Жил, писал о том и этом,
эпиграммами соря…
Над Москвой висела полночь,
стыла узкая кровать,
но Иосиф Виссарьоныч
не ложился почивать.
Все он мог: и то, и это,
расстрелять, загнать в тюрьму,
только вольный дух поэта
неподвластен был ему.
Он в загадках заблудился
так, что тошно самому…
И тогда распорядился
вызвать Берия к нему.

«Вот король уехал на войну. Он Москву покинул…»
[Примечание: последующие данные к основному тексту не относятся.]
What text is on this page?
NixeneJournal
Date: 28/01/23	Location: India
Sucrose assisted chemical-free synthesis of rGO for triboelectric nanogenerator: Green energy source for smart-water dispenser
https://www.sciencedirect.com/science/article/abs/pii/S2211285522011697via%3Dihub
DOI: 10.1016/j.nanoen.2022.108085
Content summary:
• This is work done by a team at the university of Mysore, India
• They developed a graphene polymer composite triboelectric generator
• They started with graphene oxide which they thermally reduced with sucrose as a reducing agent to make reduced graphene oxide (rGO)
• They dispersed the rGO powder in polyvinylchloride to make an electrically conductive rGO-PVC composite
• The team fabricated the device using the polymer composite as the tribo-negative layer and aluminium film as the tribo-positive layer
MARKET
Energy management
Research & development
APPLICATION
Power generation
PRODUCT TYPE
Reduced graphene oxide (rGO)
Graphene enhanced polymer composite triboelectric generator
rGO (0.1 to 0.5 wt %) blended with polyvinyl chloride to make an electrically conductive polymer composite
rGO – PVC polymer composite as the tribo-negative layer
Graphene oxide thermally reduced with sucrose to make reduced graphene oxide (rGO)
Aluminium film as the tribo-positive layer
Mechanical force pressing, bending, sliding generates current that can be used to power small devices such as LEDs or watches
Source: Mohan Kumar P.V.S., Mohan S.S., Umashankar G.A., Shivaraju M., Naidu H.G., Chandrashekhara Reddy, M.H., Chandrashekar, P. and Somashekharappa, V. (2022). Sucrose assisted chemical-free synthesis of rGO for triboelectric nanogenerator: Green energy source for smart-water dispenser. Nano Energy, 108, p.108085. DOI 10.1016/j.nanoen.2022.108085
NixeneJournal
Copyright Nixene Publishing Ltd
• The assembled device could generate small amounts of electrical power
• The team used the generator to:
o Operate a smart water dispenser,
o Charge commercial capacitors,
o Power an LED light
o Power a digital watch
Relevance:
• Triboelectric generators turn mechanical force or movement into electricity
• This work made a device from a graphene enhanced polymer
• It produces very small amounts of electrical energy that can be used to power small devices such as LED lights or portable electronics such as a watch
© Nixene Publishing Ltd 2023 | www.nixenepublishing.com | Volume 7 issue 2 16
Вот король уехал на войну. Он Москву покинул.
Иль не ту он карту подобрал, из колоды вынул?
Как же без него теперь Москва, сам он без Москвы?
Ни из сердца не идет она, ни из головы.
А какою видится она из окна теплушки?
Тишина на улочках ее, на западе – пушки.
Распахнулась скорбная тетрадь, а запад в огне.
Дворнику парадного крыльца словно свет в окне.
До чего ж кровавая война! Нет ее кровавей.
Но, покуда он бежит, хрипя о своей державе,
перед ним – лишь мамины глаза, да судьба его,
дворик детства, крашеная дверь… Больше ничего.

Державин

Запах столетнего меда,
слова и золота вязь…
Оды державинской мода
снова в цене поднялась.
Сколько ценителей тонких,
сколько приподнятых крыл!..
Видишь, как зреет в потомках
имя твое, Гавриил?
Будто под светом вечерним
встало оно из земли…
Вот ведь и книжные черви
справиться с ним не смогли.
Стоит на миг оглянуться,
встретиться взором с тобой —
слышно: поэты клянутся
кровью твоей голубой.
Мнился уже обреченным
утлый огарок свечи…
Золото резче на черном.
Музыка звонче в ночи.
Гуще толпа у порога,
тверже под ними земля…
Нет, их не так уж и много.
Да ведь и всё от нуля.

«Шарманка старая крутилась…»

Шарманка старая крутилась,
катилось жизни колесо.
Я пил вино за вашу милость
и за минувшее за все.
За то, что в прошлом не случилось
на бранном поле помереть,
а что разбилось – то разбилось,
зачем осколками звенеть?
Шарманщик был в пальто потертом,
он где-то в музыке витал.
Моим ладоням, к вам простертым,
значенья он не придавал.
Я вас любил, но клялся прошлым,
а он шарманку обнимал,
моим словам, земным и пошлым,
с тоской рассеянной внимал.
Текла та песня как дорога,
последних лет не торопя.
Все звуки были в ней от Бога —
ни жалкой нотки от себя.
Но падали слова убого,
живую музыку губя:
там было лишь одно от Бога,
все остальное – от себя.

«Солнышко сияет, музыка играет…»

Солнышко сияет, музыка играет.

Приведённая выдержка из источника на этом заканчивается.